January 08, 2006

Dude! Where's My Weekend?

The painting bug has bitten the Missus again, so yours truly (Llamas are beasts of burden, after all) spent the day repainting her study from apple green to something Sherwin-Williams calls "papaya" but I would call a sort of orangishy yellow. I am absolutely certain that there is no such thing as a paint that will cover walls sufficiently in just one coat, whatever the manufacturers say. This S-W stuff is okay, but even with a coat of primer underneath, it's going to take two coats to finish properly. And after that, she's already making noises about changing the dining room to Wedgewood blue.
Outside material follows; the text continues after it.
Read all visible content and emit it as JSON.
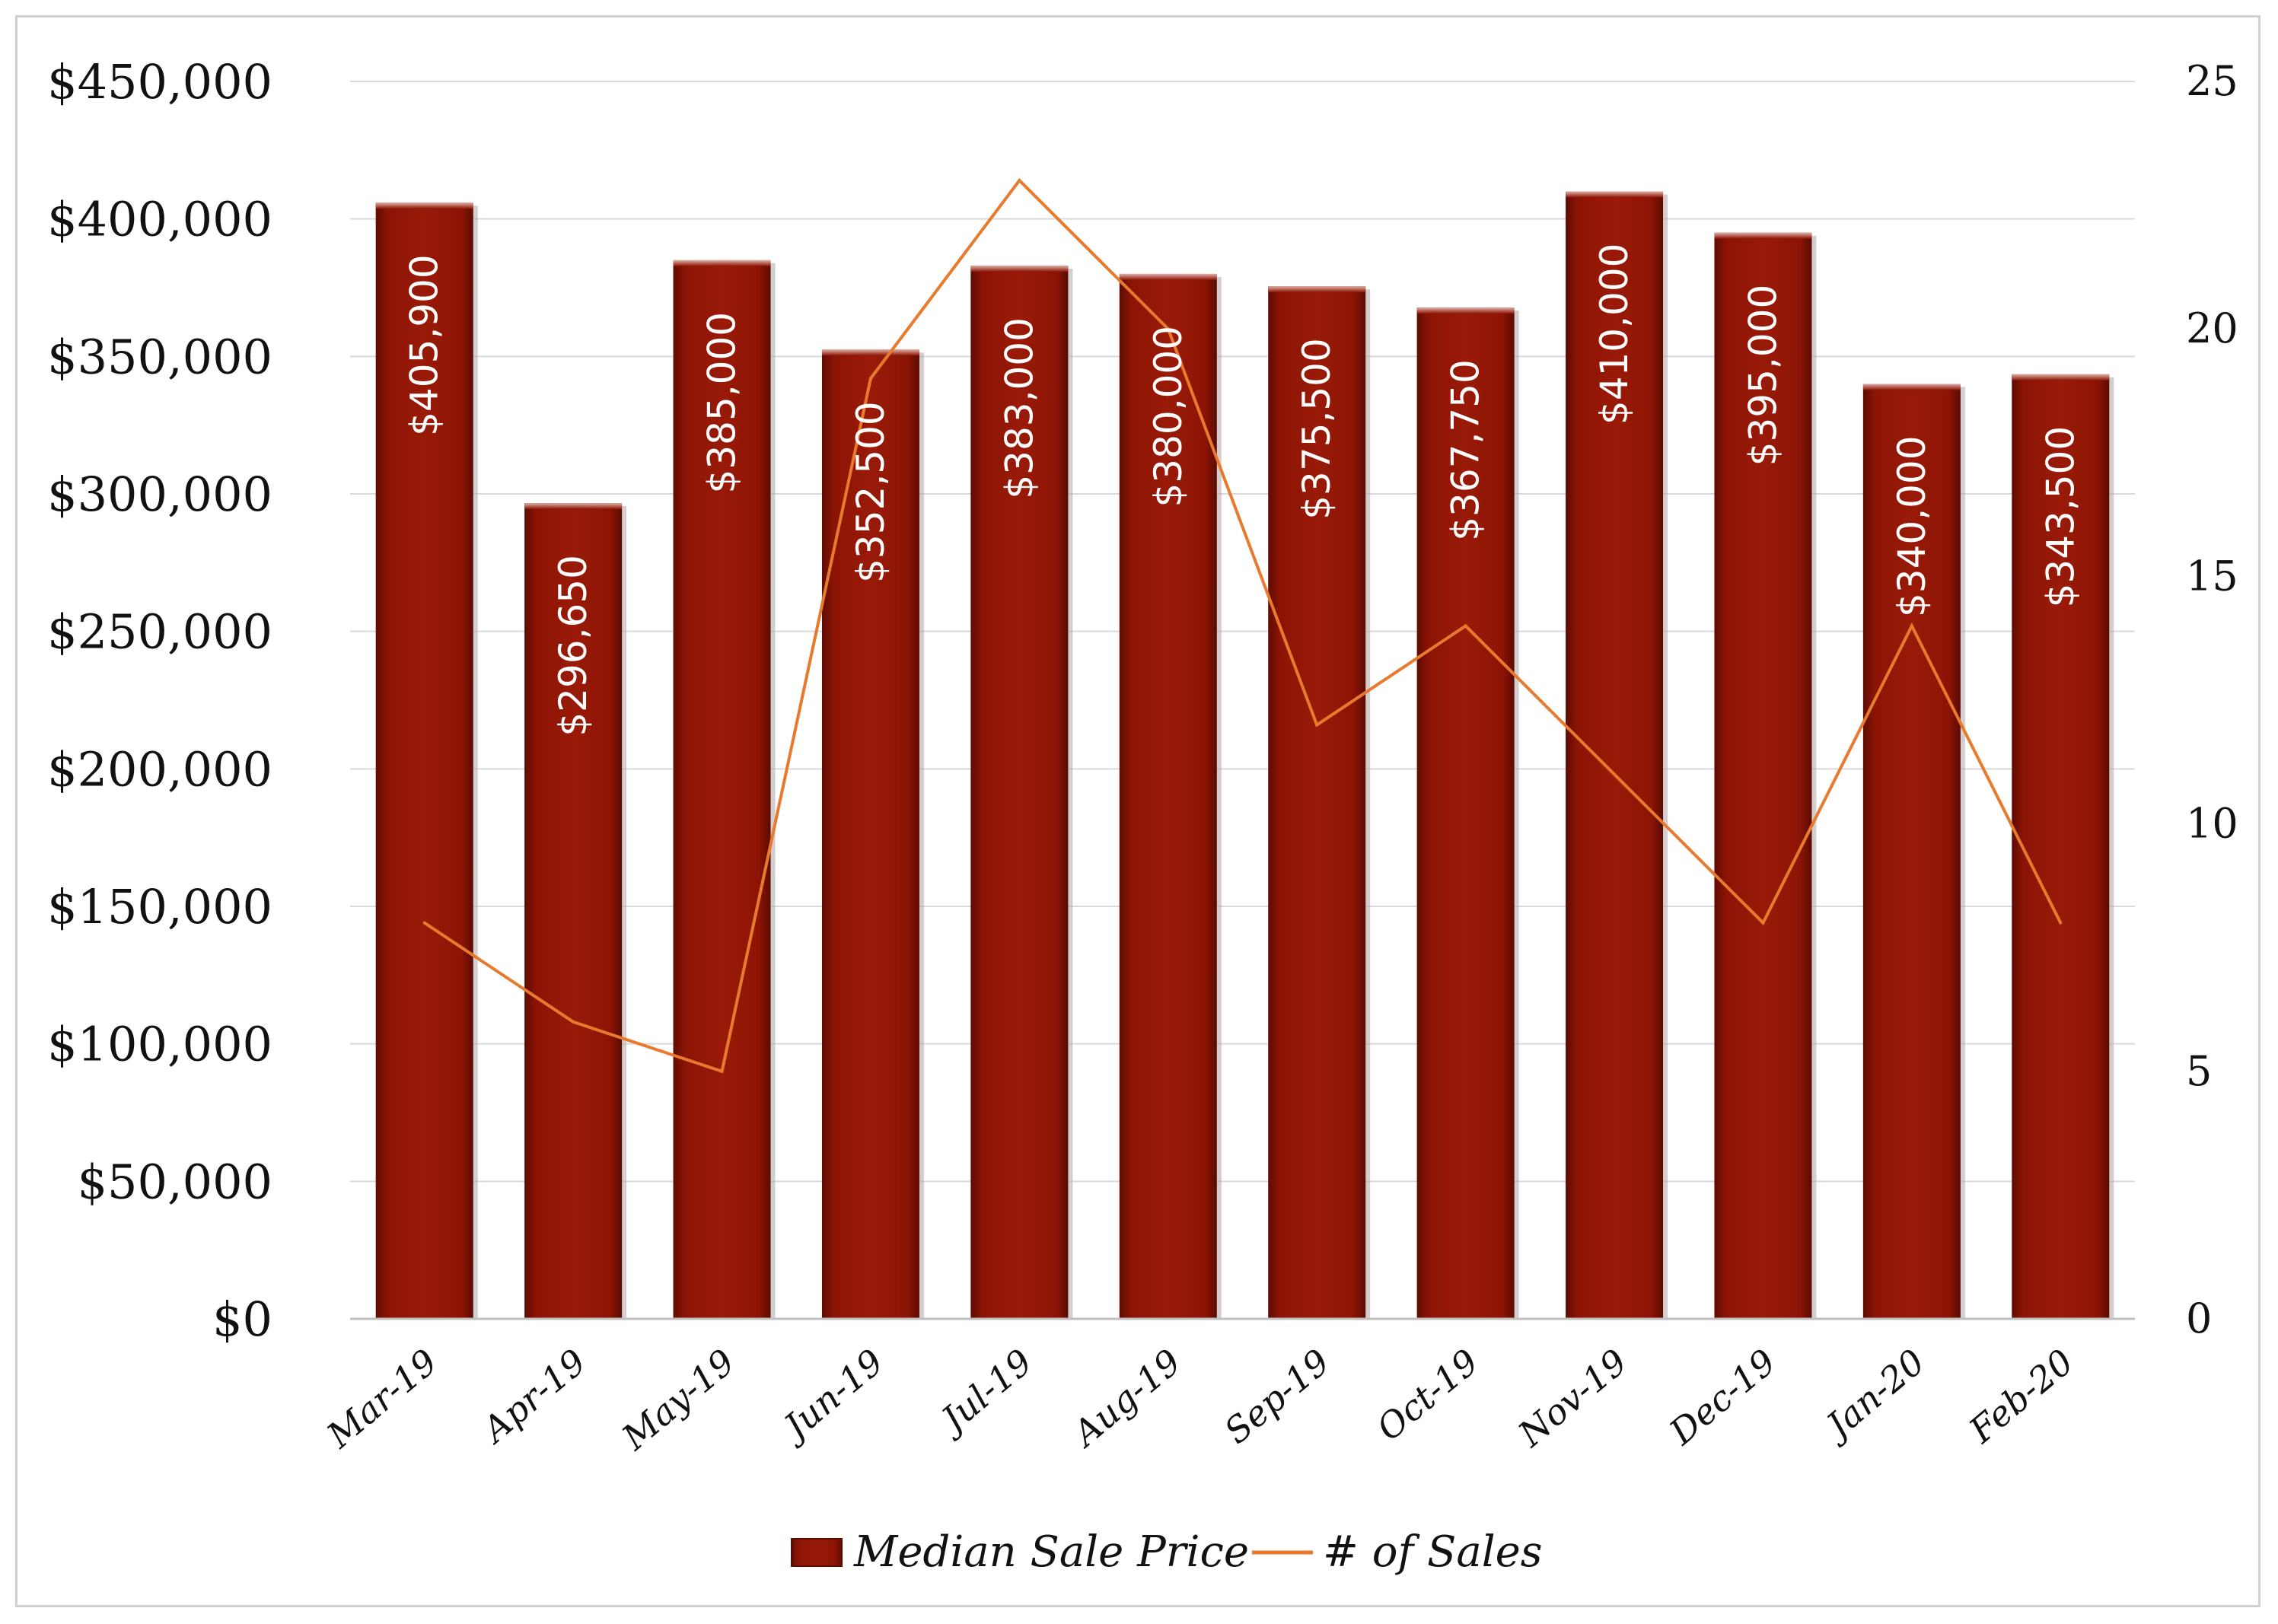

In making the Sabbath a day of rest, I believe God telegraphed to the Universe the fact that he wasn't married. If he had been, I'm sure Mrs. G. would have insisted he commit the day to honoring thy honey-do list.

So last evening, the Missus and I went to see a Heath Ledger movie that had nothing to do with gay cowboys. I can recommend Casanova to you for, if no other reason, the absolutely glorious scenes of Venice full of people walking about in mid-18th century costume. The movie is by no means a period piece, but rather, a modern romantic comedy dressed in olde clothing. But it's still fun - some snappy (although, as I say, modern) dialogue and clever situations, with a bit of swashbuckling thrown in - and the actors seem to be enjoying themselves. I was especially pleased to see Jeromy Irons looking like Death in Papal Purple as the sinister Inquisitor out to get the heroes. And again, the sets and costumes were terrific.

One thing I found interesting was the period music used. The opening and closing credits were accompanied by a dance from Dardanus, an opera written by Jean-Phillipe Rameau in the 1740's. The period is right, but Rameau was a frenchman writing for the Parisian audience. While his music might have been heard in Venice, too, I wouldn't select it to characterize the place for purposes of setting the stage for a story there. Ditto Handel - the inclusion of an excerpt from his Water Music struck me as completely out of place. There was a tad of Vivaldi, too. He was a native after all, but 1750 is really a bit late for him, and his music would be somewhat outdated for the story. Surely a bit of research could have drummed up an accessible Italian rococo composer? Like, say, Tartini?

Sorry, sorry. Guess the paint fumes are still floating around in my brain.


God: Hm, lessee.....Earth? Check. Sea? Check. Sky? Check. Plants and Animals? Check. Ah.....time to relax. Wonder if the game's on.

Mrs. G.: Dear, I'm really not happy with the color of grass. And you did promise another continent in the southern hemisphere so it wouldn't all look so unbalanced......

God: Oh, Me dammit!

Posted by Robert at January 8, 2006 05:44 PM | TrackBack

No doubt they weren't worried about the one viewer in 100 who would know enough about it to care!

Posted by: Stephen Macklin at January 8, 2006 06:57 PM

Robert, you sound just like my husband. You two would get along great! He's been trying to give my music taste some culture...but hasn't been able to do much about it...ah well.

Posted by: GroovyVic at January 9, 2006 06:26 AM

I'm still debating whether or not to see this one. A couple of reviews have compared it to Shakespeare in Love, which I liked quite a lot. But in that movie, the snappy anachronistic touches were balanced out with some pretty impressive research into the details of the period and Shakespeare's life. If Casanova is just another sloppily researched costume drama, then I'm likely to sit there and pick nits in the manner that has made me so widely hated as a movie-going partner.

Still, doing the movie was a smart move on Heath Ledger's part. Getting typecast as a gay cowboy/sheepherder would have seriously limited his script options. (Saw Brokeback last week, BTW, and thought it was quite good, if you can distance yourself from the hype. If it picks up a couple of Oscars, I won't be all that upset.)

Posted by: utron at January 9, 2006 11:44 AM

Never saw Shakespeare in Love, but I've read the same sort of comparison.

I can't say how sloppy the Casanova research might be beyond what little I know about music that ought not to be there, although there are a couple of plot devices (which I won't give away) about which I am pretty dubious.